Office- and national-level breakdowns of fully favorable vs denial rates aren't currently published by SSA in the per-office disposition data. The judge's own breakdown is the detail we have today.
Approval rate over time
Year-over-year approval rate across Judge Dantonio's docket. Annual rates fluctuate with the mix of cases SSA assigns; the longer-run pattern is more informative than any single year.
Decision pattern
Over her 6-year tenure, your judge has seen fluctuations in annual approval patterns. While she reached a high of 66% in 2020, her data from 2021 showed a rate of 48%. This shift reflects the natural variability in case evidence and the types of impairments presented during different periods. Her overall career trajectory suggests a judge who evaluates each file on its specific merits, with the latest period representing a departure from her long-term average.
Preparing for an SSDI hearing
The guidance below applies to any SSDI hearing, not specifically to Judge Dantonio's bench. Judge-specific preparation guidance requires a corpus of public Appeals Council decisions involving each judge, which we haven't built yet.

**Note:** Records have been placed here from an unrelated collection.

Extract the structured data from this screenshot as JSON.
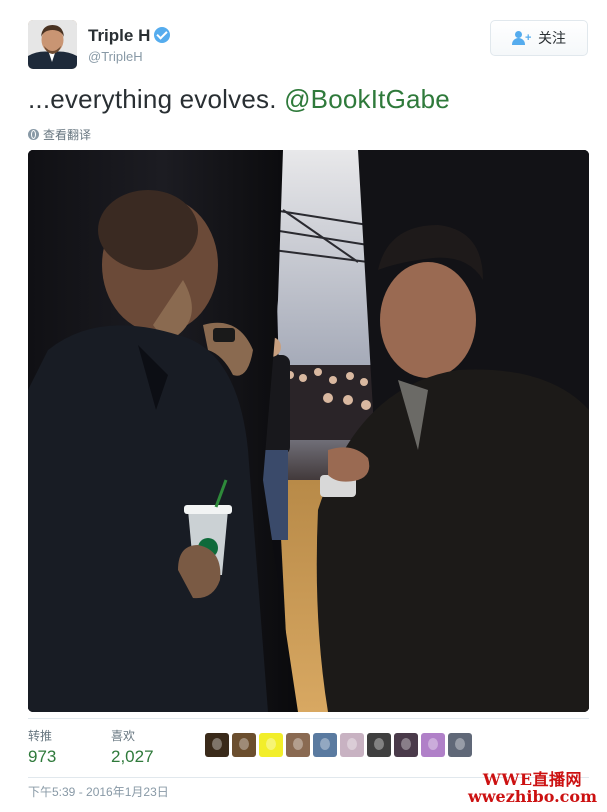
{
  "user": {
    "display_name": "Triple H",
    "handle": "@TripleH",
    "verified_icon": "verified-badge-icon"
  },
  "follow_button": {
    "label": "关注",
    "icon": "add-user-icon"
  },
  "tweet": {
    "text": "...everything evolves. ",
    "mention": "@BookItGabe"
  },
  "translate": {
    "label": "查看翻译",
    "icon": "globe-icon"
  },
  "stats": {
    "retweets_label": "转推",
    "retweets_count": "973",
    "likes_label": "喜欢",
    "likes_count": "2,027"
  },
  "likers": [
    {
      "name": "liker-avatar-1",
      "color": "#3a2a1a"
    },
    {
      "name": "liker-avatar-2",
      "color": "#6b4e2e"
    },
    {
      "name": "liker-avatar-3",
      "color": "#f2ee2a"
    },
    {
      "name": "liker-avatar-4",
      "color": "#8a6a52"
    },
    {
      "name": "liker-avatar-5",
      "color": "#5a7aa0"
    },
    {
      "name": "liker-avatar-6",
      "color": "#c8b2c2"
    },
    {
      "name": "liker-avatar-7",
      "color": "#3f3f3f"
    },
    {
      "name": "liker-avatar-8",
      "color": "#4a3a4a"
    },
    {
      "name": "liker-avatar-9",
      "color": "#b080c8"
    },
    {
      "name": "liker-avatar-10",
      "color": "#606878"
    }
  ],
  "timestamp": "下午5:39 - 2016年1月23日",
  "watermark": {
    "line1": "WWE直播网",
    "line2": "wwezhibo.com"
  },
  "colors": {
    "accent_green": "#2f7a3b",
    "verified_blue": "#55acee",
    "watermark_red": "#cc1111"
  }
}
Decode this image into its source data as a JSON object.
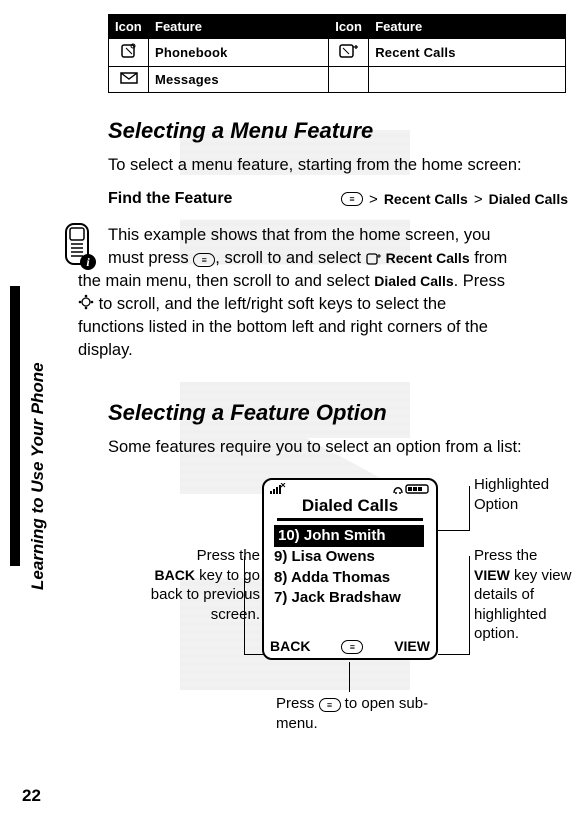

- Bring a clean treating-physician record. Longitudinal primary-care or specialist notes spanning the disability period, with consistent symptom documentation, are typically the strongest evidence at hearing. A single month's records usually aren't enough.
- Don't rely on consultative exams alone. If your medical evidence is built primarily around a one-time CE finding, expect detailed questioning. Supplement with treating-source statements where possible.
- Prepare for daily-activity questions. Have honest, specific answers about a typical day. Answers that conflict with the medical record (in either direction) tend to hurt credibility.
- Expect transferable-skills probing. A vocational expert will usually testify about jobs available to someone with your limitations. Your representative should be prepared to cross-examine.
Hearing with Judge Dantonio? See if a free benefits review fits your case.
Check My BenefitsAbout the Tacoma WA hearing office
The Tacoma Hearing Office serves a significant population of claimants across Washington state. It is a primary hub for regional disability hearings, managing a high volume of cases with a diverse bench of administrative law judges. The office currently maintains an average approval rate of 58%, consistent with national standards for disability adjudication.
Other judges at this hearing office
The Social Security Administration assigns cases to judges using a workload-balancing algorithm, meaning you cannot choose your judge. At the Tacoma Hearing Office, the bench is comprised of 6 judges with lifetime approval rates ranging from 31% to 72%. This variance highlights why the specific judge assigned to your case is only one variable in a much larger process.